Di Acara Musrebang, Prestasi Sulawesi Tenggara Dipuji-puji

Rabu, 29 April 2020 20:30 WIB
Pelaksana Tugas (Plt) Dirjen Politik dan Pemerintahan Umum Kementerian Dalam Negeri, Bahtiar. Foto: Humas Kemendagri
Pelaksana Tugas (Plt) Dirjen Politik dan Pemerintahan Umum Kementerian Dalam Negeri, Bahtiar. Foto: Humas Kemendagri

RM.id  Rakyat Merdeka - Pelaksana Tugas (Plt) Dirjen Politik dan Pemerintahan Umum Kementerian Dalam Negeri, Bahtiar, mewakili Mendagri memberikan arahan pada Musyawarah Perencanaan Pembangunan (Musrenbang) penyusunan Rencana Kerja Pemerintah Daerah (RKPD) Sulawesi Tenggara Tahun 2021. 

Pembukaan Musrenbang dilakukan sesuai protokol kesehatan Covid-19 yakni dengan melakukan video conference di Ruang Rapat Sekretaris Jenderal di Gedung A Kantor Kemendagri, Jakarta Pusat, Rabu (29/04).

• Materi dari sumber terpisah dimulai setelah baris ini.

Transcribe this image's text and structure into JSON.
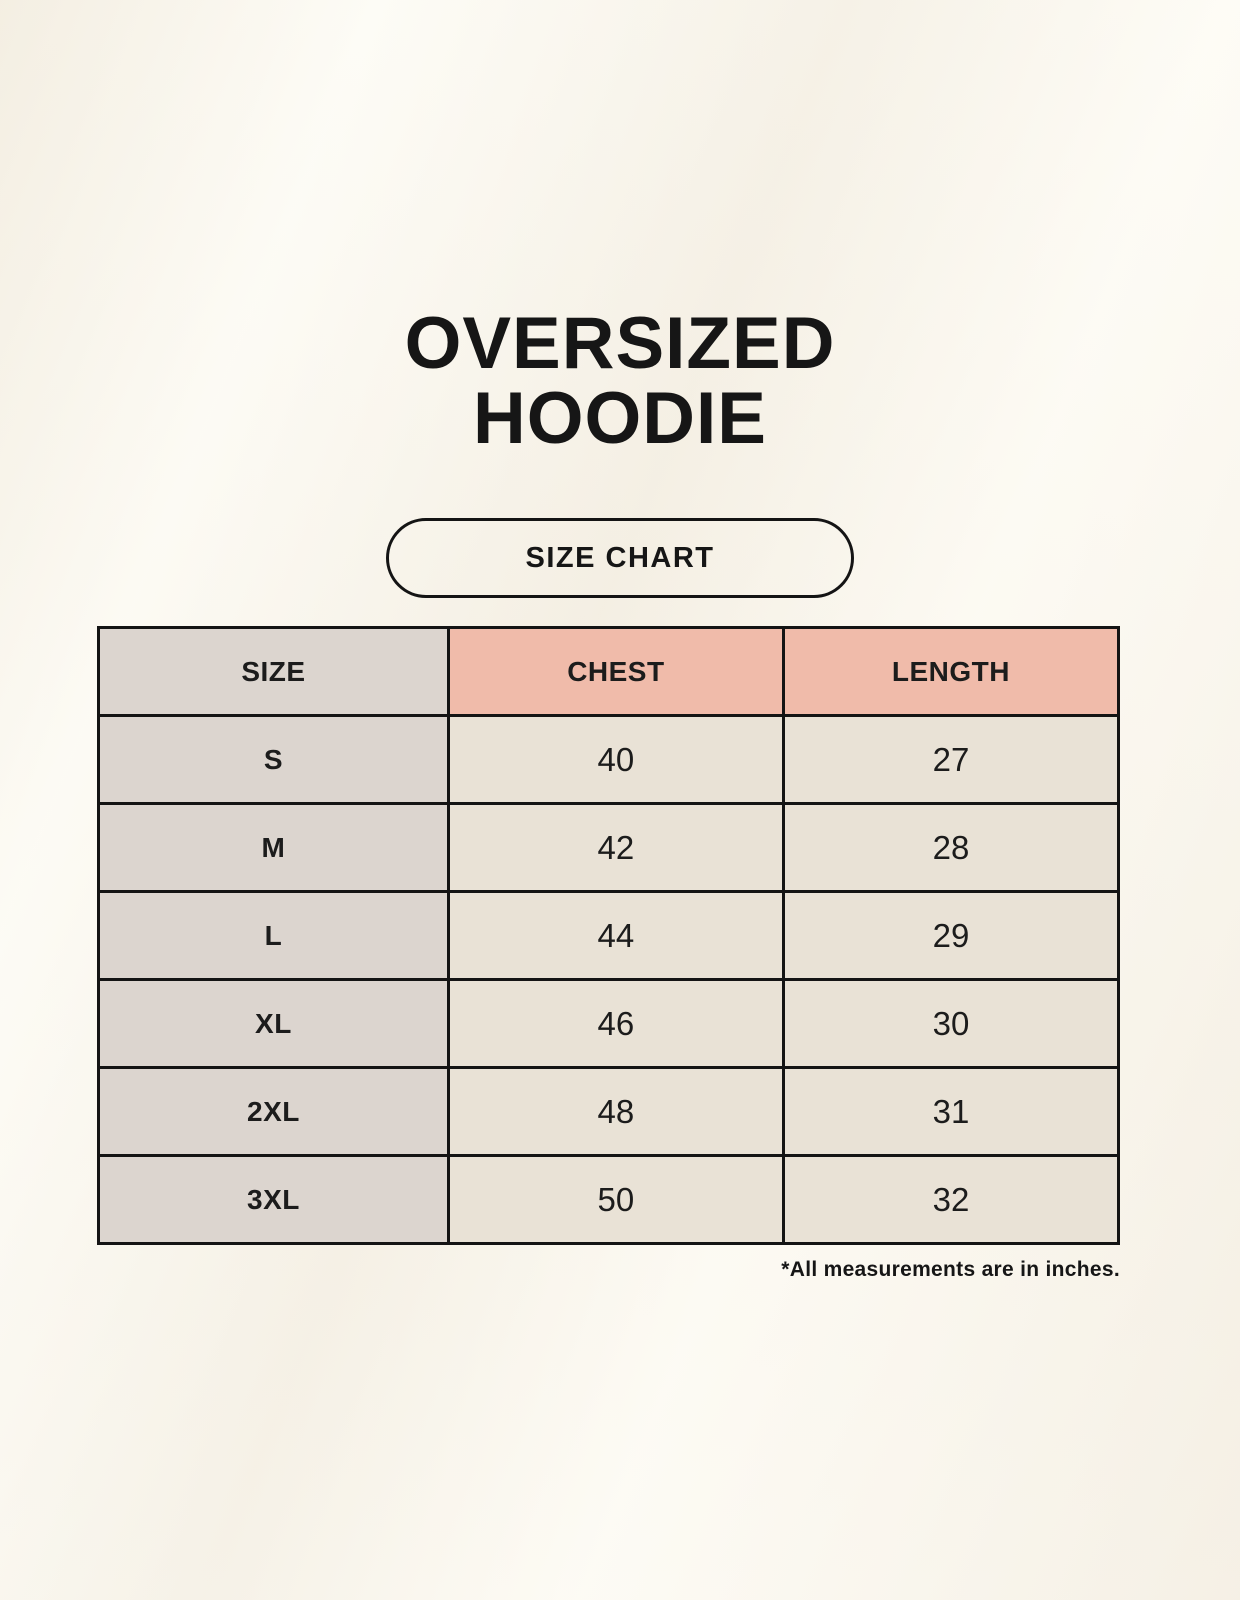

Awalnya, jelas Bahtiar, tema RKPD 2021 Provinsi Sulawesi Tenggara adalah ‘Peningkatan Infrastruktur Dasar dan Kewilayahan serta Sumberdaya Manusia guna mendukung Industri, Pertanian, Pariwisata dan Investasi untuk Pertumbuhan Berkualitas’. 

Namun di tengah dampak Covid-19, tema RKP Nasional Tahun 2021 disesuaikan dengan titel: Mempercepat Pemulihan Ketahanan Ekonomi dan Kehidupan Masyarakat dengan fokus: Pemulihan Industri, Pariwisata dan Investasi Penguatan Sistem Kesehatan Nasional. 

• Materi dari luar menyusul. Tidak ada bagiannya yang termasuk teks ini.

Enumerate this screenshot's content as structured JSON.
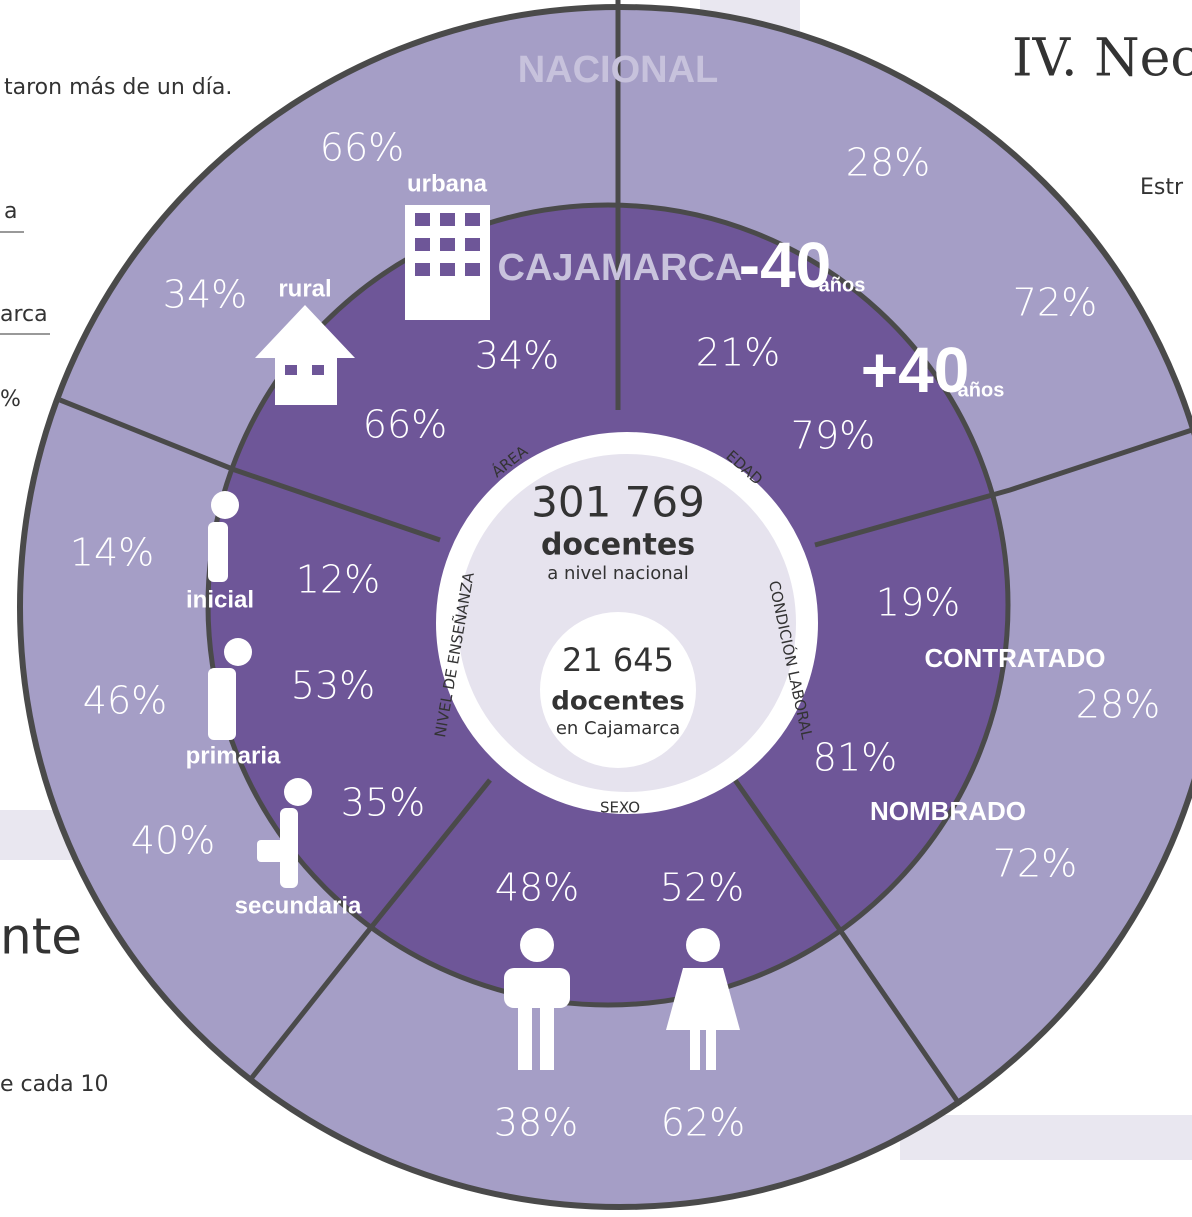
{
  "background_text": {
    "left": [
      "taron más de un día.",
      "a",
      "arca",
      "%",
      "nte",
      "e cada 10"
    ],
    "right": [
      "IV. Nec",
      "Estr"
    ]
  },
  "outer_label": "NACIONAL",
  "inner_label": "CAJAMARCA",
  "center": {
    "national_value": "301 769",
    "national_unit": "docentes",
    "national_caption": "a nivel nacional",
    "regional_value": "21 645",
    "regional_unit": "docentes",
    "regional_caption": "en Cajamarca"
  },
  "dimensions": [
    "ÁREA",
    "EDAD",
    "CONDICIÓN LABORAL",
    "SEXO",
    "NIVEL DE ENSEÑANZA"
  ],
  "area": {
    "labels": [
      "urbana",
      "rural"
    ],
    "nacional": [
      "66%",
      "34%"
    ],
    "cajamarca": [
      "34%",
      "66%"
    ]
  },
  "edad": {
    "labels": [
      "-40",
      "+40"
    ],
    "unit": "años",
    "nacional": [
      "28%",
      "72%"
    ],
    "cajamarca": [
      "21%",
      "79%"
    ]
  },
  "condicion": {
    "labels": [
      "CONTRATADO",
      "NOMBRADO"
    ],
    "nacional": [
      "28%",
      "72%"
    ],
    "cajamarca": [
      "19%",
      "81%"
    ]
  },
  "sexo": {
    "nacional": [
      "38%",
      "62%"
    ],
    "cajamarca": [
      "48%",
      "52%"
    ]
  },
  "nivel": {
    "labels": [
      "inicial",
      "primaria",
      "secundaria"
    ],
    "nacional": [
      "14%",
      "46%",
      "40%"
    ],
    "cajamarca": [
      "12%",
      "53%",
      "35%"
    ]
  }
}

Baca juga : Ditanya Soal Nyapres, Susi: Tenggelamkan!

Dengan selarasnya tema pembangunan antara pusat dan daerah ini, Bahtiar berharap target pembangunan baik nasional dan daerah dapat sinergis tercapai. 

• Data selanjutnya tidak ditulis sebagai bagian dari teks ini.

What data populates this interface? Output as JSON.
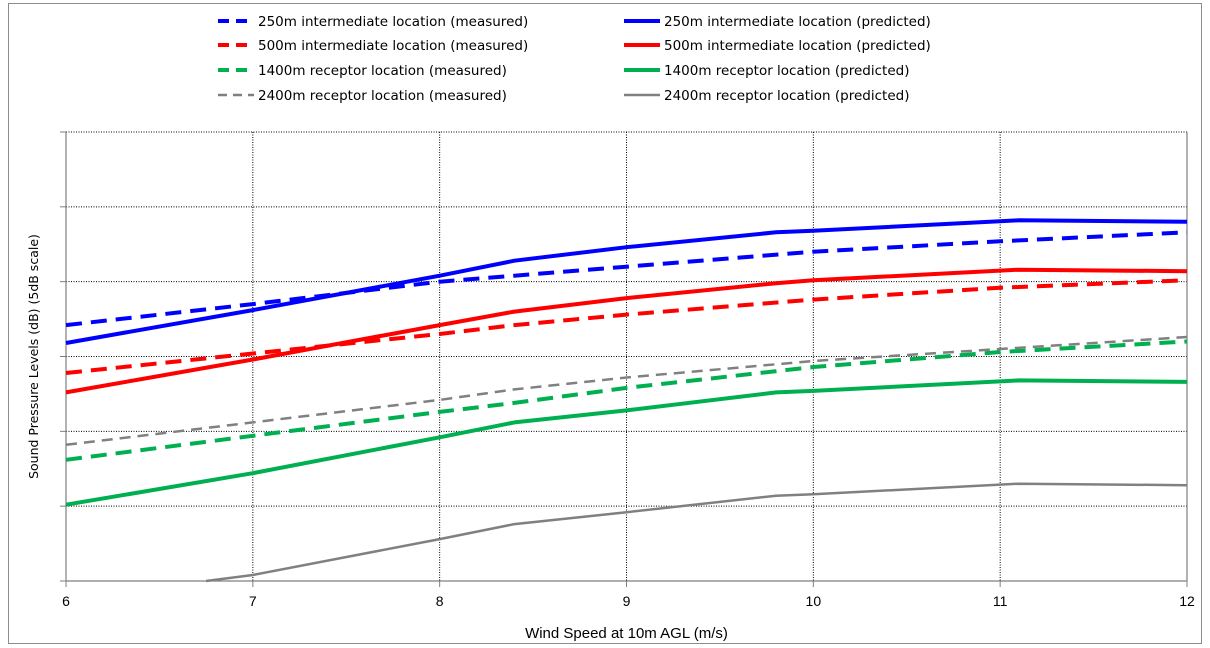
{
  "chart_data": {
    "type": "line",
    "title": "",
    "xlabel": "Wind Speed at 10m AGL (m/s)",
    "ylabel": "Sound Pressure Levels (dB)  (5dB scale)",
    "xlim": [
      6,
      12
    ],
    "ylim": [
      0,
      30
    ],
    "x_ticks": [
      "6",
      "7",
      "8",
      "9",
      "10",
      "11",
      "12"
    ],
    "y_ticks": [
      0,
      5,
      10,
      15,
      20,
      25,
      30
    ],
    "y_tick_labels_visible": false,
    "grid": "dotted",
    "legend_position": "top",
    "series": [
      {
        "name": "250m intermediate location (measured)",
        "color": "#0000ff",
        "style": "dashed",
        "width": 4,
        "points": [
          [
            6,
            17.1
          ],
          [
            7,
            18.5
          ],
          [
            8,
            20.0
          ],
          [
            8.4,
            20.4
          ],
          [
            9,
            21.0
          ],
          [
            10,
            22.0
          ],
          [
            11,
            22.7
          ],
          [
            12,
            23.3
          ]
        ]
      },
      {
        "name": "250m intermediate location (predicted)",
        "color": "#0000ff",
        "style": "solid",
        "width": 4,
        "points": [
          [
            6,
            15.9
          ],
          [
            7,
            18.1
          ],
          [
            8,
            20.4
          ],
          [
            8.4,
            21.4
          ],
          [
            9,
            22.3
          ],
          [
            9.8,
            23.3
          ],
          [
            10,
            23.4
          ],
          [
            11.1,
            24.1
          ],
          [
            12,
            24.0
          ]
        ]
      },
      {
        "name": "500m intermediate location (measured)",
        "color": "#ff0000",
        "style": "dashed",
        "width": 4,
        "points": [
          [
            6,
            13.9
          ],
          [
            7,
            15.2
          ],
          [
            8,
            16.5
          ],
          [
            8.4,
            17.1
          ],
          [
            9,
            17.8
          ],
          [
            10,
            18.8
          ],
          [
            11,
            19.6
          ],
          [
            12,
            20.1
          ]
        ]
      },
      {
        "name": "500m intermediate location (predicted)",
        "color": "#ff0000",
        "style": "solid",
        "width": 4,
        "points": [
          [
            6,
            12.6
          ],
          [
            7,
            14.8
          ],
          [
            8,
            17.1
          ],
          [
            8.4,
            18.0
          ],
          [
            9,
            18.9
          ],
          [
            9.8,
            19.9
          ],
          [
            10,
            20.1
          ],
          [
            11.1,
            20.8
          ],
          [
            12,
            20.7
          ]
        ]
      },
      {
        "name": "1400m receptor location (measured)",
        "color": "#00b050",
        "style": "dashed",
        "width": 4,
        "points": [
          [
            6,
            8.1
          ],
          [
            7,
            9.7
          ],
          [
            8,
            11.3
          ],
          [
            8.4,
            11.9
          ],
          [
            9,
            12.9
          ],
          [
            10,
            14.3
          ],
          [
            11,
            15.3
          ],
          [
            12,
            16.0
          ]
        ]
      },
      {
        "name": "1400m receptor location (predicted)",
        "color": "#00b050",
        "style": "solid",
        "width": 4,
        "points": [
          [
            6,
            5.1
          ],
          [
            7,
            7.2
          ],
          [
            8,
            9.6
          ],
          [
            8.4,
            10.6
          ],
          [
            9,
            11.4
          ],
          [
            9.8,
            12.6
          ],
          [
            10,
            12.7
          ],
          [
            11.1,
            13.4
          ],
          [
            12,
            13.3
          ]
        ]
      },
      {
        "name": "2400m receptor location (measured)",
        "color": "#808080",
        "style": "dashed",
        "width": 2.5,
        "points": [
          [
            6,
            9.1
          ],
          [
            7,
            10.6
          ],
          [
            8,
            12.1
          ],
          [
            8.4,
            12.8
          ],
          [
            9,
            13.6
          ],
          [
            10,
            14.7
          ],
          [
            11,
            15.5
          ],
          [
            12,
            16.3
          ]
        ]
      },
      {
        "name": "2400m receptor location (predicted)",
        "color": "#808080",
        "style": "solid",
        "width": 2.5,
        "points": [
          [
            6.75,
            0
          ],
          [
            7,
            0.4
          ],
          [
            8,
            2.8
          ],
          [
            8.4,
            3.8
          ],
          [
            9,
            4.6
          ],
          [
            9.8,
            5.7
          ],
          [
            10,
            5.8
          ],
          [
            11.1,
            6.5
          ],
          [
            12,
            6.4
          ]
        ]
      }
    ]
  }
}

“Dan selanjutnya agar 17 kepala daerah kabupaten dan kota se-Sulawesi Tenggara untuk menyelaraskan tema pembangunan 2021 dengan RKP dan RKPD Sulawesi Tenggara Tahun 2021,” kata Bahtiar.

Dijelaskannya, pencapaian pembangunan Provinsi Sulawesi Tenggara saat ini sudah dapat dinikmati oleh seluruh lapisan masyarakat. Hal ini dapat dilihat dari beberapa capaian. Pertumbuhan ekonomi tahun 2019 Provinsi Sulawesi Tenggara berada pada peringkat ketiga tertinggi se-Sulawesi (6,51 pesen), mengalami kenaikan dibandingkan 2018 dan berada di atas rata-rata pertumbuhan nasional. 

“Karena itu, perlu dipertahankan dan ditingkatkan terutama terfokus pada sektor-sektor strategis,” imbuhnya.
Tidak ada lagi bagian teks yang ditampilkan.